Southern Gods is a terrific--and terrifying--first novel by John Horner Jacobs. The book deftly melds genres, working as a combination of Faulknerian Southern Gothic, an occult detective novel (think William Hjortsberg's Falling Angel), and a Lovecraftian tale of cosmic dread. Jacobs writes incredibly vivid prose, as can be seen in the following excerpted passage, in which one of the book's protagonists leafs through the pages of the infamous Necronomicon:
Sarah breathed into the phone, staring at the gruesome rendering [repetition of "r" sounds reinforces the idea of a shivery reaction]. She turned the page. And gasped again. Another illustration, this time of two toddlers, each one gouging out the eyes of the other. Men and women watched the gory combat [note the contrast here between blindness and the act of witness], their faces like gargoyles [a mere simile to suggest stoniness, or an apt description of grotesque disfigurement?]. Blood ran from the children's eyes, down their bodies, pooling on the floor. One gargoyle-faced man used the blood to draw an enormous picture of a clawed hand with thirty coins in the palm. Sarah turned another page. A woman standing at a bench, a knife in her fist and her own severed hand lying on the floor [ominous juxta-position of images of bribery and self-mutilation]. A horrible silent O for a mouth, as if she was singing. Through the door, a field. On the field, a black figure, watching. Sarah turned the page. A gigantic face with a dog in its gaping mouth. The dog's maw held a serpent, and the serpent's tail punched a hole in the back of the face, curved around underneath and became a gigantic phallus with a miniature face at the tip. In the face's mouth stood a dog [serpent/dog/phallus: base variation on the Ouroboros symbol?]. Sarah turned the page. A monstrous octopus-like creature [shades of Cthulhu] looking up from the bottom of a well, eyes black and liquid.
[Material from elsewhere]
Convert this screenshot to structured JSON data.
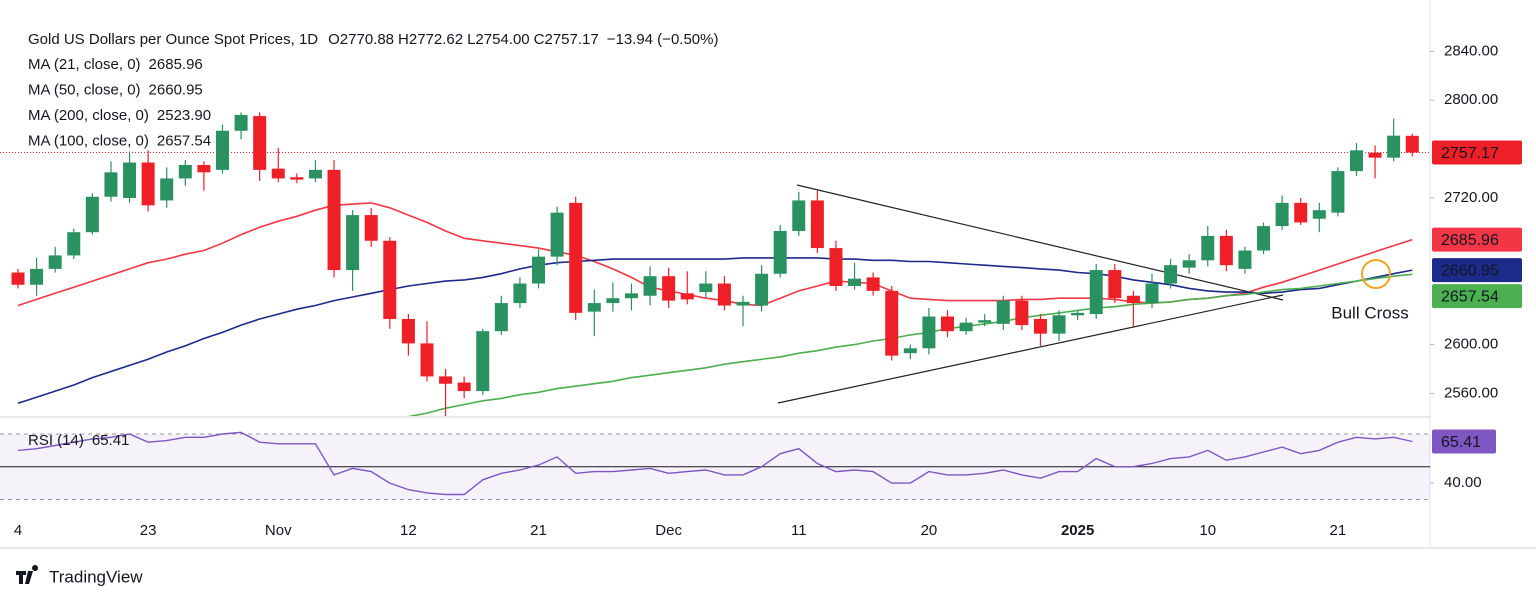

Around the rim of the well, tiny people [underscoring the insignificance of humanity in the cosmos] hurled children into the abyss, to plummet to their deaths.
Sarah felt uneasy on her feet, and the room began to distort and skew perspective. Her stomach tightened and her limbs ached as if she had a fever [the reader of Southern Gods perhaps has the same dizzied, horrified response as Sarah does to this catalogue of atrocities].